Existing iPhone owners upgrading to the iPhone 4 were mostly responsible for draining the stock of the coveted phone at retail stores across the U.S. Thursday. Seventy-seven percent of iPhone customers in line at Apple Stores on Thursday were repeat iPhone users, according to researchers at Piper Jaffray.
The Piper Jaffray numbers come from a research it shared with its clients and also reported by publications such as Fortune. The survey results give an interesting view of who Apple’s die hard iPhone customers, willing stand in line for hours, really are. Here are the highlights.
Overwhelming Repeats
Piper Jaffray reports that 38 percent more people upgraded their iPhone the first day the latest model became available compared to last year. In 2009 Jaffray reported 56 percent of iPhone 3GS buyers on launch day were upgrading their handsets and 38 percent of iPhone 3G buyers from 2008 did so.
“Apple has in three years built brand loyalty in the phone market that compels users to upgrade to the latest version and wait in line for one to six hours to pick up their iPhone,” writes Piper Jaffray analyst Gene Munster.
Smartphone Loyalty
As far as wooing new iPhone users from other smartphone bases, 6 percent of non-iPhone users were switching from Research in Motion’s Blackberry, 3 percent from Google’s Android and 2 percent were from Nokia.

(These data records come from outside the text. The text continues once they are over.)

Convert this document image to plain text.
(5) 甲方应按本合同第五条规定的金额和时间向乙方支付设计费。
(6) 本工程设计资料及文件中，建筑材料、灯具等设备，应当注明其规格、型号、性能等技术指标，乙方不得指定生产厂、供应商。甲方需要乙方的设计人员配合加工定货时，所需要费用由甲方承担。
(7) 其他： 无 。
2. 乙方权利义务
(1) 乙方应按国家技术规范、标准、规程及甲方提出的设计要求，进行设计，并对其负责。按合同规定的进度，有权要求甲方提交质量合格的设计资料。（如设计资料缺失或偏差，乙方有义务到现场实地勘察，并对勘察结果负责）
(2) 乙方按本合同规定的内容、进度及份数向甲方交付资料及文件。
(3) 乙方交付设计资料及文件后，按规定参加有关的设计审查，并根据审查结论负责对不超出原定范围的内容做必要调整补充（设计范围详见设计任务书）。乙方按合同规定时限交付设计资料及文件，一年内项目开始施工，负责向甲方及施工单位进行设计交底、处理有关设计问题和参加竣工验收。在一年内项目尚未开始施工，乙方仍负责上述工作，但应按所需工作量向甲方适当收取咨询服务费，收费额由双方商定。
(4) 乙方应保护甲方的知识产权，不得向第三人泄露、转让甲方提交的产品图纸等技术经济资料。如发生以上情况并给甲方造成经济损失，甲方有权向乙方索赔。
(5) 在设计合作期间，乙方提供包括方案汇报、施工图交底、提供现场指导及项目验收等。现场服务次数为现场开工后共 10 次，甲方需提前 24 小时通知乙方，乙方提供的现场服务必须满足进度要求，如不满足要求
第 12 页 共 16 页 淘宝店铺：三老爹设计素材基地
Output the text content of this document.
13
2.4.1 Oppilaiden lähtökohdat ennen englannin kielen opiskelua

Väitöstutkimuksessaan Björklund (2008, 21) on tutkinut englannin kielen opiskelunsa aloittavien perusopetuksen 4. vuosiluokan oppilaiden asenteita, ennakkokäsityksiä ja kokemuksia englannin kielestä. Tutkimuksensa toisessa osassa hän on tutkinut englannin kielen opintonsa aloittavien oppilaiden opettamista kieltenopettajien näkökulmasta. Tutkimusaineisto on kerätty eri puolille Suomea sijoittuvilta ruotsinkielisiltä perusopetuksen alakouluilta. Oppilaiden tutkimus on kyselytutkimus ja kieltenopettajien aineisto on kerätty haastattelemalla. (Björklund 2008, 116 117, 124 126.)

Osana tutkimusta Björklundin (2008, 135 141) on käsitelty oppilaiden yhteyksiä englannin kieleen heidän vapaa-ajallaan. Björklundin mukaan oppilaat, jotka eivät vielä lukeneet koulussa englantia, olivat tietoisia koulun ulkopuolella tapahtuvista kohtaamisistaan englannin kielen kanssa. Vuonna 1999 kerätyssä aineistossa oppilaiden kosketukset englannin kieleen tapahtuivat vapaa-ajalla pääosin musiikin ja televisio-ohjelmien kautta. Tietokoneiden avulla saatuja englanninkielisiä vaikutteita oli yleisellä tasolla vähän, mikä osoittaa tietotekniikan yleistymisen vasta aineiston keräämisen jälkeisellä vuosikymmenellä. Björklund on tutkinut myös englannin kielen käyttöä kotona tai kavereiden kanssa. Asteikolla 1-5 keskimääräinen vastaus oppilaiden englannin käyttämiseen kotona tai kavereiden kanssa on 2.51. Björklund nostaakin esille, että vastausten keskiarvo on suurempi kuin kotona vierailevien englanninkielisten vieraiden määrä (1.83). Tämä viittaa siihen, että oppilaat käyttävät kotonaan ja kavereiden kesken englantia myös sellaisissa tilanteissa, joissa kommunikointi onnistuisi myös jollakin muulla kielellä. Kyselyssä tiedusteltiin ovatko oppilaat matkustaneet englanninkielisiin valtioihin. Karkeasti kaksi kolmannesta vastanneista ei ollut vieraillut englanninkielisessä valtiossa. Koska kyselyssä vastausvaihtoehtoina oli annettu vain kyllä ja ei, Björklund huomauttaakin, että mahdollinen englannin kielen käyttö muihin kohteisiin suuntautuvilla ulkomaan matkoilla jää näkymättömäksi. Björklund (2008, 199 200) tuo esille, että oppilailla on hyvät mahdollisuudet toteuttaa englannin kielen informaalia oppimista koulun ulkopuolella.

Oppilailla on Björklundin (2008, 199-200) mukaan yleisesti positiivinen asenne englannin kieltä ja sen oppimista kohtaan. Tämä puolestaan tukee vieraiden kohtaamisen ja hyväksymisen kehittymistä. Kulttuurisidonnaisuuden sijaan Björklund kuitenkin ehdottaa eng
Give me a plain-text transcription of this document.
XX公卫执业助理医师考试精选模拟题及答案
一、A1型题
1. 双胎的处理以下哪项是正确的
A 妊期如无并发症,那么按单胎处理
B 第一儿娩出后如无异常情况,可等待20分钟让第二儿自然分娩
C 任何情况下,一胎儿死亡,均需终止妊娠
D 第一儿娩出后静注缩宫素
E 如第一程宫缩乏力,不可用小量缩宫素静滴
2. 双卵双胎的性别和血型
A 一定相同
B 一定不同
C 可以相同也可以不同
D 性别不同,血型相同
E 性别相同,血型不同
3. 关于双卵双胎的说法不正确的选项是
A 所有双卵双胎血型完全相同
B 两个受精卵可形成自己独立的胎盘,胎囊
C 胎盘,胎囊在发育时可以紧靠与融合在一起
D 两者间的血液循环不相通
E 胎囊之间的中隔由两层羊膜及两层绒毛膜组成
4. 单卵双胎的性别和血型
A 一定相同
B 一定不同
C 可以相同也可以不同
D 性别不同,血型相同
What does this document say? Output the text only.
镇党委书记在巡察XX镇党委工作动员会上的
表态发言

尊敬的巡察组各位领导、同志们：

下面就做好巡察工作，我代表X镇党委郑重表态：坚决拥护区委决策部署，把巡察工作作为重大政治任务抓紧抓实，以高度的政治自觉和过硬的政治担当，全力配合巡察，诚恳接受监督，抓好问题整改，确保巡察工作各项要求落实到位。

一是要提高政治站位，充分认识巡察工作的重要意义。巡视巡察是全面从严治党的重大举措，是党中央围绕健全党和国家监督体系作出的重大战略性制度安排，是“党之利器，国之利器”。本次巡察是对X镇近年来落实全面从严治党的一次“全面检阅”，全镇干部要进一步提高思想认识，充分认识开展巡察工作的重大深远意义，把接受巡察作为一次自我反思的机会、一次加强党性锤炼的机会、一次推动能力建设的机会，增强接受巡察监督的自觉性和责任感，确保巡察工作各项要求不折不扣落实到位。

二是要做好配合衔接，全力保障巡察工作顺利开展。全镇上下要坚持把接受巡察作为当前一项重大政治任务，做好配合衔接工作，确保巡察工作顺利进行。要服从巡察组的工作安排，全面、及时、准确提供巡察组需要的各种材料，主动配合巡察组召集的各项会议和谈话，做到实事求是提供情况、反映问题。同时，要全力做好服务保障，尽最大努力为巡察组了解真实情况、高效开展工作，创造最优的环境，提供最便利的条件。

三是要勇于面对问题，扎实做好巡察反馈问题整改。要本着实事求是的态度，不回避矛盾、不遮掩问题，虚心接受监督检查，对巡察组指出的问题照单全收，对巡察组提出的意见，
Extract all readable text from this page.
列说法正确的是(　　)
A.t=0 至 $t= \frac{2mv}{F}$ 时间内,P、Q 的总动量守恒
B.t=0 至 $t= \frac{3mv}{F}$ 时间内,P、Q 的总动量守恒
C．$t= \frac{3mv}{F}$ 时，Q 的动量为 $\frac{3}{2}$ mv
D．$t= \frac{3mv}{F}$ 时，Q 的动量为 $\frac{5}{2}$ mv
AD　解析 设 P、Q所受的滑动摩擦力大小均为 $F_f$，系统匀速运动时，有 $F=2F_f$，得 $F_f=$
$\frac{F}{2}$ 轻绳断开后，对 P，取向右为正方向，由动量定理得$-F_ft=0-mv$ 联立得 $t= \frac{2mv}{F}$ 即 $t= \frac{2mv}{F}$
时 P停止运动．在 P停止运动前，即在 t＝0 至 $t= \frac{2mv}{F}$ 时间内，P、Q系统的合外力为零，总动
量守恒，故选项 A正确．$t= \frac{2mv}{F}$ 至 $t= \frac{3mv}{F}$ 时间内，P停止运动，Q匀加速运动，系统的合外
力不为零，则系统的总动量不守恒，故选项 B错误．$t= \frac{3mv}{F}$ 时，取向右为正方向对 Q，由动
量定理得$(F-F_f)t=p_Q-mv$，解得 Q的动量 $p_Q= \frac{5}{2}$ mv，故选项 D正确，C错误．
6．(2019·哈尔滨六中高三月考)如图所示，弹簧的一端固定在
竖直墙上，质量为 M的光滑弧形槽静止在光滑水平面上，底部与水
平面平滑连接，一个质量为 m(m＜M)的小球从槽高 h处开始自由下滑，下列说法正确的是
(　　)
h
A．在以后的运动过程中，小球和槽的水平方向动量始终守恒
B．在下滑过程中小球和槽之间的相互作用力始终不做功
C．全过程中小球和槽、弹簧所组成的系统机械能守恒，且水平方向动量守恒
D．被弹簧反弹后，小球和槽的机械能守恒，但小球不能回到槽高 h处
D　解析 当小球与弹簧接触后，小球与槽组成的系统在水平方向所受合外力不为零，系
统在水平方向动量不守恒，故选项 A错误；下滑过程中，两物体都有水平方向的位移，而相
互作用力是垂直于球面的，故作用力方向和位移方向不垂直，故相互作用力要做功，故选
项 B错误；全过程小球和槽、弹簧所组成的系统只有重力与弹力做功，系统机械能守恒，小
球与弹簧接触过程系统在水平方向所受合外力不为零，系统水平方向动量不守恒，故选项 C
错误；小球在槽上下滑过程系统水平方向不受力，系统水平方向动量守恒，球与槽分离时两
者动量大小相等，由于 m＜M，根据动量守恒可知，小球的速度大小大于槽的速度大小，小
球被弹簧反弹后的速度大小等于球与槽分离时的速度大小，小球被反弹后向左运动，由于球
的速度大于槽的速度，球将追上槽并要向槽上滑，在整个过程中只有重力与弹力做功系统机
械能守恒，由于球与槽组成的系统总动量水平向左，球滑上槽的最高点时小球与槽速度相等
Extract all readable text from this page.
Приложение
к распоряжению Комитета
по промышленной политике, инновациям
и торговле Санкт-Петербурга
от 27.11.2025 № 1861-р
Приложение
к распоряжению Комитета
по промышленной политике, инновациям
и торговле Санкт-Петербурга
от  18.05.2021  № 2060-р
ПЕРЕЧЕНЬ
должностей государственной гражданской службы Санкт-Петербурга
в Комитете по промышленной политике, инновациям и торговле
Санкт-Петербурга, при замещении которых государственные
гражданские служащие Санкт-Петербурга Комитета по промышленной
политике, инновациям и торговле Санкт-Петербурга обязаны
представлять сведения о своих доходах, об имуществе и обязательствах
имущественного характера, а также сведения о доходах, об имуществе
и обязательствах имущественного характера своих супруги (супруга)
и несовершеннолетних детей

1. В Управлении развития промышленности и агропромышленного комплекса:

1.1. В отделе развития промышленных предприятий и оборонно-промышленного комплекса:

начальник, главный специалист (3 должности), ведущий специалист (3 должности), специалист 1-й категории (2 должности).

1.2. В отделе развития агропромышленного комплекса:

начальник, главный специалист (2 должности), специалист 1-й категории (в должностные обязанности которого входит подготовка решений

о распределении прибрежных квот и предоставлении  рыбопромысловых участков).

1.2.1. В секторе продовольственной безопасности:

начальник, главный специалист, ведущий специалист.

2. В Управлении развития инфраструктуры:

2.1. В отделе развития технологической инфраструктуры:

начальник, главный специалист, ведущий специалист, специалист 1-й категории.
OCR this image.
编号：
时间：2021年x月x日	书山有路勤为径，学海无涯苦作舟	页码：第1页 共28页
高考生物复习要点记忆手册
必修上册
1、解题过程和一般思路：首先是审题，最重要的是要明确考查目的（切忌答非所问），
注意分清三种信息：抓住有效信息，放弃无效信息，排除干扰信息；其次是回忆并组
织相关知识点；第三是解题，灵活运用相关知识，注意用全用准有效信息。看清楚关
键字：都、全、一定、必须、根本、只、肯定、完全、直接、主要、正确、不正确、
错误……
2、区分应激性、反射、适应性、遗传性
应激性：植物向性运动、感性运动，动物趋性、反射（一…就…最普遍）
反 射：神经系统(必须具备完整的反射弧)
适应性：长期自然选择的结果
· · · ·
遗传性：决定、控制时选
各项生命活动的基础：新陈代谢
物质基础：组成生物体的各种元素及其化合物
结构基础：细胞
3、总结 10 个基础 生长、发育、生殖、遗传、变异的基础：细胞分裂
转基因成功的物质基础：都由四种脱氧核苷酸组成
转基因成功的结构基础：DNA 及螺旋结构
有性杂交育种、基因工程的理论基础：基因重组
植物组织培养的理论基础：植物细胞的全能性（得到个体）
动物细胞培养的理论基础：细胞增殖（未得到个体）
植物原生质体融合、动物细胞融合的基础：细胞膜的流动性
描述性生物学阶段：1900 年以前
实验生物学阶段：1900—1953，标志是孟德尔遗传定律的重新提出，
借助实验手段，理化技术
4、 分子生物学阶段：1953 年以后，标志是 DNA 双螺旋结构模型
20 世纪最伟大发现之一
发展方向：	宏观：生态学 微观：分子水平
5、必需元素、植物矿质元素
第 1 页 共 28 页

Piper Jaffray’s findings appear to back up results from other surveys that suggest customer loyalty is relatively high for most, but not all smartphone brands. A Nielsen study recently found that 80 percent of iPhone users and 70 percent of Android users intended to stick with their smartphone brand. Only 47 percent of Blackberry users, however, were interested in sticking with RIM.
It’s All About the Features
Perhaps unsurprisingly Piper Jaffray found that 90 percent of iPhone 4 buyers wanted the device for its new features such as the video calling feature, FaceTime. Only 10 percent of iPhone 4 customers were getting the new device because their mobile phone plans had expired.
Getting Worse for AT&T
All those repeat iPhoners are good news for Apple, but may be bad news for AT&T. With 77 percent repeat iPhone users, only 16 percent of those surveyed were new to AT&T. That’s down from 28 percent new AT&T customers in 2009, 38 percent in 2008, and a whopping 54 percent in 2007, when the original iPhone debuted. Then again, these are only launch day results; it remains to be seen whether AT&T’s recent iPhone monthly fee price cut will attract new users.
Munster also said Piper Jaffray expects Apple to sell 1 million to 1.5 million iPhones by Sunday including pre-orders, according to Fortune. Those sales numbers would line up with previous iPhone launch weekends. In 2008 and 2009, Apple said it had sold “more than one million” iPhone 3G and iPhone 3GS devices during their respective launch weekends.